On the Wasserstein distance between classical sequences and the Lebesgue measure

Abstract:

We discuss the classical problem of measuring the regularity of distribution of sets of $N$ points in $\mathbb {T}^d$. A recent line of investigation is to study the cost ($=$ mass $\times$ distance) necessary to move Dirac measures placed on these points to the uniform distribution. We show that Kronecker sequences satisfy optimal transport distance in $d \geq 2$ dimensions. This shows that for differentiable $f: \mathbb {T}^d \rightarrow \mathbb {R}$ and badly approximable vectors $\alpha \in \mathbb {R}^d$, we have \begin{equation*} \left | \int _{\mathbb {T}^d} f(x) dx - \frac {1}{N} \sum _{k=1}^{N} f(k \alpha ) \right | \leq c_{\alpha } \frac { \| \nabla f\|^{(d-1)/d}_{L^{\infty }}\| \nabla f\|^{1/d}_{L^{2}} }{N^{1/d}}. \end{equation*} We note that the result is uniform in $N$ (it holds for a sequence instead of a set).

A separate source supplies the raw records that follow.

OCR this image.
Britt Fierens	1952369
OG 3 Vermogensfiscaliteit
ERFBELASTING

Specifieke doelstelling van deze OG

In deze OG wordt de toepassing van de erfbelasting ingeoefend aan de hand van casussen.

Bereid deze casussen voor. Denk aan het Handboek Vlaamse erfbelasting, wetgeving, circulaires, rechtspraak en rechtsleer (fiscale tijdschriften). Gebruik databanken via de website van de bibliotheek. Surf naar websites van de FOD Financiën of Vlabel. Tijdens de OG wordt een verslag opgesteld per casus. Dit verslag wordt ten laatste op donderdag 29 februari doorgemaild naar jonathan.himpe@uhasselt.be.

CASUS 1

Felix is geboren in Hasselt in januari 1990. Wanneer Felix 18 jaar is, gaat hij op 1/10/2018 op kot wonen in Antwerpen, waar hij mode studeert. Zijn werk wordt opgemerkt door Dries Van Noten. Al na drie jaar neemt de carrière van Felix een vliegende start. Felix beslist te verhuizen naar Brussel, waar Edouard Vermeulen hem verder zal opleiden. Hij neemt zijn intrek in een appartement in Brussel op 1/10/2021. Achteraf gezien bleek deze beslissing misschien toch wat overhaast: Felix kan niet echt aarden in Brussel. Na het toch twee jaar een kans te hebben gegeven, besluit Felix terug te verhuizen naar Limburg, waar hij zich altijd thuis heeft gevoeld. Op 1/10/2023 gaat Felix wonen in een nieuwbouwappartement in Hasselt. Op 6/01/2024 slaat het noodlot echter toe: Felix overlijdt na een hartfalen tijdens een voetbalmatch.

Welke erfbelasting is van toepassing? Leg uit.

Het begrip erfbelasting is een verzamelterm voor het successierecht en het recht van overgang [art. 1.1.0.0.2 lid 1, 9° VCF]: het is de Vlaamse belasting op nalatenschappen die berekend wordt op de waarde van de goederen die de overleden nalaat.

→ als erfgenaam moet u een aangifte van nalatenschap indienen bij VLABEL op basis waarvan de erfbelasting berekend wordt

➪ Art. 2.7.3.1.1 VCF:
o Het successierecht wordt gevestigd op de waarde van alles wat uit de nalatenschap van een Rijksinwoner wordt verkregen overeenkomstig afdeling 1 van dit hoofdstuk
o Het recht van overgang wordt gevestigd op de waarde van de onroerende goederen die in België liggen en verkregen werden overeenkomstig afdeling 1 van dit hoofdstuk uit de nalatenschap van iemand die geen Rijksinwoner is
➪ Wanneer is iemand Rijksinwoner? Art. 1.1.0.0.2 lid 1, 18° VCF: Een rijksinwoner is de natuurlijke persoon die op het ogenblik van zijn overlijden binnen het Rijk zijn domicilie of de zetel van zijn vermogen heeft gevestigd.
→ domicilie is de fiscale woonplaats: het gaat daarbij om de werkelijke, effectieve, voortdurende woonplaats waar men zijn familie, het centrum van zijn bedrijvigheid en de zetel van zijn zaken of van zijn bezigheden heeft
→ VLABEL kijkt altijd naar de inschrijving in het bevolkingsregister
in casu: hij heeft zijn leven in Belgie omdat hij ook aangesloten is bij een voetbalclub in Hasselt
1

Simultaneously, it refines the classical integration error for Lipschitz functions, $\| \nabla f\|_{L^{\infty }} N^{-1/d}$. We obtain a similar improvement for numerical integration with respect to the regular grid. The main ingredient is an estimate involving Fourier coefficients of a measure; this allows for existing estimates to be conveniently ‘recycled’. We present several open problems.